To those who knew him well, Jim’s dedication to the health and safety of working people came as no surprise. The son of working class parents, his father was a farmer and his mother was a first-grade teacher. He graduated first from Brown University and then from the University of Illinois School of Medicine before receiving his doctorate from the University of Illinois School of Public Health. It didn’t take long to find his niche as an advocate for worker health. Before joining the New York State Laborers’, Dr. Melius safeguarded worker health at the National Institute of Occupational Safety and Health (NIOSH) and the Center to Protect Workers’ Rights.
“I was still early in my occupational health and safety career when I first met Jim,” said Walter Jones, Director of the LHSFNA’s OSH Division. “He always let the science lead the way, and I learned a lot from that practical approach. When Jim spoke, people listened, because they knew he had the evidence to back it up.”
In an obituary for Dr. Melius published in the New York Times, Richard Duffy, a former official with the International Association of Fire Fighters, talked about how Dr. Melius handled NIOSH’s response after a 1980 explosion and fire at a hazardous chemical storage site in New Jersey. “He flew in and got NIOSH a trailer to do medical evaluations of the firefighters,” said Duffy. “It was one of the first times that firefighters were evaluated after a major incident, and that continues today.” In the same piece, Dr. Philip J. Landrigan, a longtime colleague who collaborated with Dr.

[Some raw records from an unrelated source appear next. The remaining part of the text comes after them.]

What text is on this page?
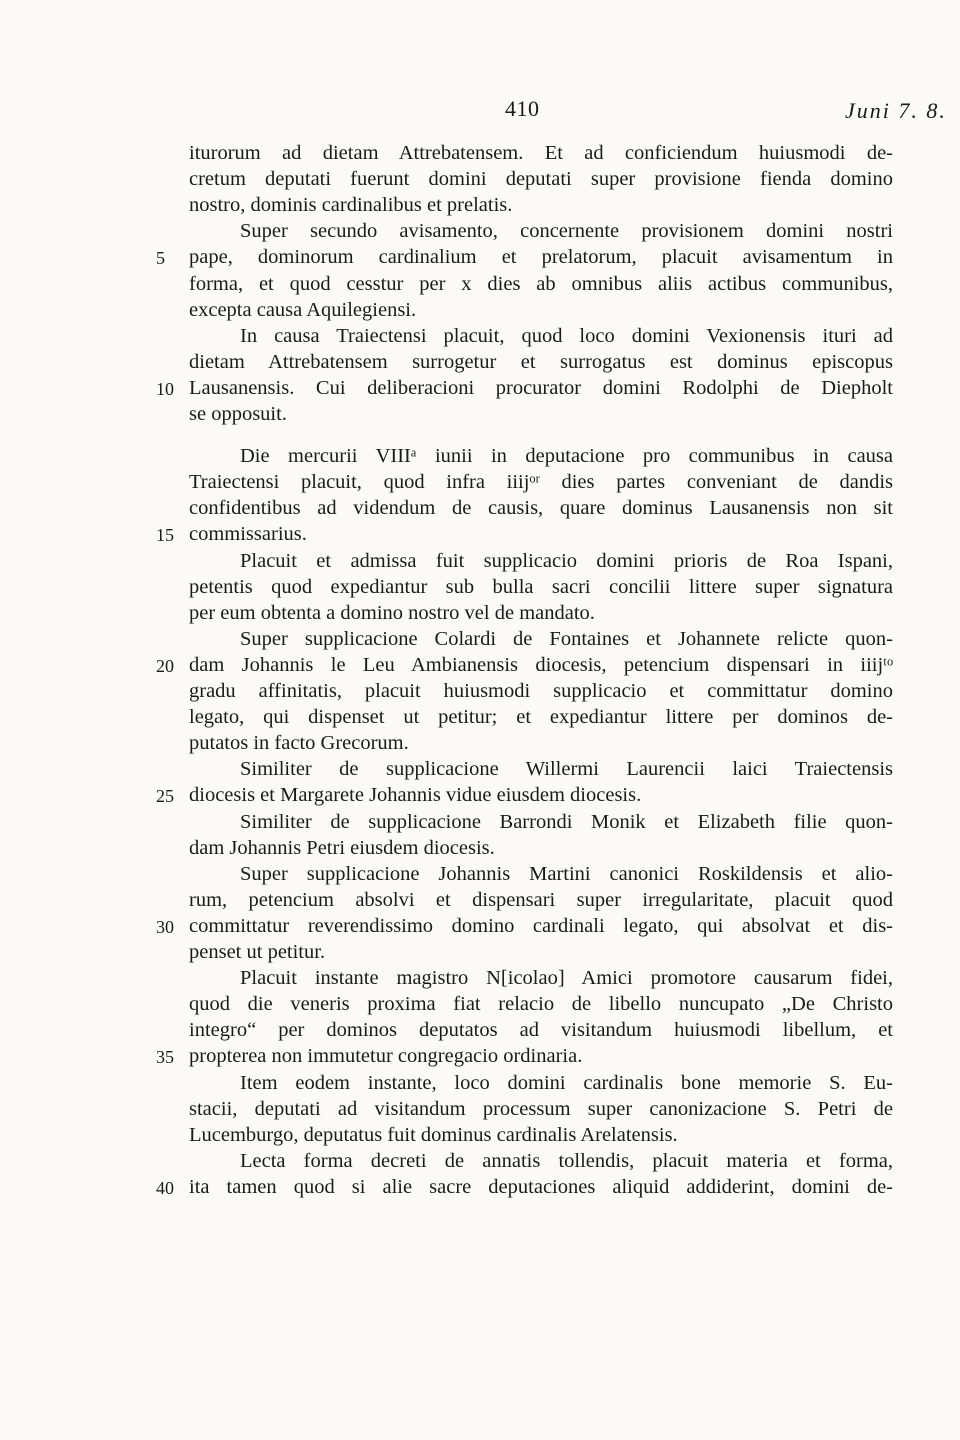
410	Juni 7. 8.
iturorum ad dietam Attrebatensem. Et ad conficiendum huiusmodi de-
cretum deputati fuerunt domini deputati super provisione fienda domino
nostro, dominis cardinalibus et prelatis.
Super secundo avisamento, concernente provisionem domini nostri
5	pape, dominorum cardinalium et prelatorum, placuit avisamentum in
forma, et quod cesstur per x dies ab omnibus aliis actibus communibus,
excepta causa Aquilegiensi.
In causa Traiectensi placuit, quod loco domini Vexionensis ituri ad
dietam Attrebatensem surrogetur et surrogatus est dominus episcopus
10 Lausanensis. Cui deliberacioni procurator domini Rodolphi de Diepholt
se opposuit.
Die mercurii VIIIᵃ iunii in deputacione pro communibus in causa
Traiectensi placuit, quod infra iiijᵒʳ dies partes conveniant de dandis
confidentibus ad videndum de causis, quare dominus Lausanensis non sit
15 commissarius.
Placuit et admissa fuit supplicacio domini prioris de Roa Ispani,
petentis quod expediantur sub bulla sacri concilii littere super signatura
per eum obtenta a domino nostro vel de mandato.
Super supplicacione Colardi de Fontaines et Johannete relicte quon-
20 dam Johannis le Leu Ambianensis diocesis, petencium dispensari in iiijᵗᵒ
gradu affinitatis, placuit huiusmodi supplicacio et committatur domino
legato, qui dispenset ut petitur; et expediantur littere per dominos de-
putatos in facto Grecorum.
Similiter de supplicacione Willermi Laurencii laici Traiectensis
25 diocesis et Margarete Johannis vidue eiusdem diocesis.
Similiter de supplicacione Barrondi Monik et Elizabeth filie quon-
dam Johannis Petri eiusdem diocesis.
Super supplicacione Johannis Martini canonici Roskildensis et alio-
rum, petencium absolvi et dispensari super irregularitate, placuit quod
30 committatur reverendissimo domino cardinali legato, qui absolvat et dis-
penset ut petitur.
Placuit instante magistro N[icolao] Amici promotore causarum fidei,
quod die veneris proxima fiat relacio de libello nuncupato „De Christo
integro“ per dominos deputatos ad visitandum huiusmodi libellum, et
35 propterea non immutetur congregacio ordinaria.
Item eodem instante, loco domini cardinalis bone memorie S. Eu-
stacii, deputati ad visitandum processum super canonizacione S. Petri de
Lucemburgo, deputatus fuit dominus cardinalis Arelatensis.
Lecta forma decreti de annatis tollendis, placuit materia et forma,
40 ita tamen quod si alie sacre deputaciones aliquid addiderint, domini de-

Melius on the 9/11 medical program, had this to say about Jim’s impact on worker safety and health: “I think it’s fair to say that Jim Melius was the senior medical officer in the entire American labor movement.”
Jim is survived by his wife, Melanie, and two sons, Jeremy and Ehren. A memorial service is being planned for Monday, March 26, 2018 at Mount Sinai Hospital in New York City.
Jim will be deeply missed by everyone here at the Fund. We will remember him as a good friend, a respected colleague and a man who devoted his life to helping working people and others in need. When workers were sick and in need of a voice, there was no better advocate than Dr. Jim Melius.